Several private hospitals in the city have either cancelled orders or put on hold plans to purchase fresh doses of Covid vaccines because there is no word yet on vaccination for children. The hospitals said they are already saddled with vaccine stocks for months and takers are few.
The hospitals had also started speaking to several schools for possible tie-ups to vaccinate students once the Centre allowed vaccination between the age group of 2 and 18. The talks with the schools are also on hold.
Many private healthcare units in the city said they have not ordered fresh vaccine doses for three to four months now and would not have to order stocks for the coming few months if the vaccination footfall continues to be low.
They had started preparations for Covid vaccination of children even though the Centre did not announce guidelines. The preparations had started after the subject expert committee on Covid had given emergency use approval to Covaxin.
The RN Tagore International Institute of Cardiac Sciences had placed an order for 5,000 doses of Covaxin in November with the manufacturer, Bharat Biotech. The hospital had planned to procure 20,000 doses of the vaccine.

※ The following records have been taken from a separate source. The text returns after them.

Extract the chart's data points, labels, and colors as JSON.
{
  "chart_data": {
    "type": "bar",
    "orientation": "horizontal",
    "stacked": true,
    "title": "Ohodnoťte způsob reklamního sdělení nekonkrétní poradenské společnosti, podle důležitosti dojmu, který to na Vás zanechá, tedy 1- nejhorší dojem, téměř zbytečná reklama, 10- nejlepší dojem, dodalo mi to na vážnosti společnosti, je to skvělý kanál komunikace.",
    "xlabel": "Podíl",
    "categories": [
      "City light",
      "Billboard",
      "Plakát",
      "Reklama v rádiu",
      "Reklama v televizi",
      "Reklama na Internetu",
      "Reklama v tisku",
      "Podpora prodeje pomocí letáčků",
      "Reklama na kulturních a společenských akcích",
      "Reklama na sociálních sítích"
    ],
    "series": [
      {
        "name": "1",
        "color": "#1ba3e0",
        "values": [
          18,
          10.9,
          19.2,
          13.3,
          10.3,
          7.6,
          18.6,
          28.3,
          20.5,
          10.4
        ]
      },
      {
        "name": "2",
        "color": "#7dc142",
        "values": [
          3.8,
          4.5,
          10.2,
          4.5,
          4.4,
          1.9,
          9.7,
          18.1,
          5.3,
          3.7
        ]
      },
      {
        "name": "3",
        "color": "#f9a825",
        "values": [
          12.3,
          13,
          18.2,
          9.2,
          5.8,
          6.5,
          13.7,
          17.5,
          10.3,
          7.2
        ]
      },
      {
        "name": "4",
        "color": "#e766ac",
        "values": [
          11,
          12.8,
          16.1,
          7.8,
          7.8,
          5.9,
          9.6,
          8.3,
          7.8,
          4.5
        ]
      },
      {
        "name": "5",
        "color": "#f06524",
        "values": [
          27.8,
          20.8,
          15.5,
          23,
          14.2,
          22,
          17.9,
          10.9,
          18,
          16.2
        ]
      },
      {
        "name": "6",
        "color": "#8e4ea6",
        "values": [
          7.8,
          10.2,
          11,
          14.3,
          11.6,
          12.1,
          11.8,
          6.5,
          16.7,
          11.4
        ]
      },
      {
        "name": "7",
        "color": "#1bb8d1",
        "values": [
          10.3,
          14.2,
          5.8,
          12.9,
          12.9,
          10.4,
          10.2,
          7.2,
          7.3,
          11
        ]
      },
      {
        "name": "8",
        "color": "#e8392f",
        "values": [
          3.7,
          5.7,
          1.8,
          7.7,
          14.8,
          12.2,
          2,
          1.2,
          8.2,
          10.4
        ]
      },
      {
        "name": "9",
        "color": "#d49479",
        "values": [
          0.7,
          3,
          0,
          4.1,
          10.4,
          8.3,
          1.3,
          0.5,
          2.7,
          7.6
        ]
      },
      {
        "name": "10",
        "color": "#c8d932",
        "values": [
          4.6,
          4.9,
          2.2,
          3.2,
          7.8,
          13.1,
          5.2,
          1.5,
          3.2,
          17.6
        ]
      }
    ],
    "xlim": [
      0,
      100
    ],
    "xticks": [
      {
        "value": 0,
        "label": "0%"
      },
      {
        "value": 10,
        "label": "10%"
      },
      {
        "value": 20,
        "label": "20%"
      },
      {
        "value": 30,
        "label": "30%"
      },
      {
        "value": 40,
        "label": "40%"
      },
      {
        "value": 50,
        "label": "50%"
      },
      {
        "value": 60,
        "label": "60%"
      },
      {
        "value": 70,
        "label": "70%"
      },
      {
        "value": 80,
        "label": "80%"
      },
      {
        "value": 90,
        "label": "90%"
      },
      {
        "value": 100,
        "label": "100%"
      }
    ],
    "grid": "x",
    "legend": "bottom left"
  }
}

“However, we have cancelled the order last week since there is no clear indication about when the vaccination for children will happen. We had placed the order anticipating children’s vaccination would start,” said R Venkatesh, regional director, east, Narayana Health, of which the Mukundapur hospital is a flagship unit.
“We’ll place orders again when it is clear when the vaccination is happening,” he said.
The hospital’s stock of Covaxin has been exhausted but there is no demand either.
RN Tagore hospital barely has 100 people coming every day for vaccination. The number was around 1,000 in July. The hospital was also speaking to several schools about off-site vaccination for children but that is on hold now.
AMRI Hospitals had planned to place orders for fresh Covaxin doses but is not doing so at the moment.
“It’s not clear when children’s vaccination will start. Also, since the footfall for adult vaccination is very low now, it would take months for the existing stock to get exhausted,” said Rupak Barua, group CEO, AMRI.
The hospital has about 4,000 doses of Covaxin and 15,000 doses of Covishield. Only about 60-odd people are going to the three hospitals of the group in Kolkata to get vaccinated every day, said Barua. Earlier, the daily footfall was around 3,200.
The hospital had last placed orders for vaccines over three months back.
Belle Vue Clinic, too, said they would not place fresh orders for Covid vaccines before at least February if the demand continues to be low.
“If the vaccination rate continues to be 50-60 per day, as it is happening now, we will have stocks till February. Unless the vaccination for children or booster doses are announced, the demand will continue to be low,” said Pradip Tondon, CEO, Belle Vue.
Woodlands Hospital has nearly 9,000 doses of Covaxin lying in its stock. The hospital recently ordered 1,000 doses of Covishield. Earlier, the Alipore hospital would order between 12,000 and 20,000 doses.
“We have become wiser and ordering in less numbers unlike earlier as the demand is low,” said Rupali Basu, MD and CEO, Woodlands.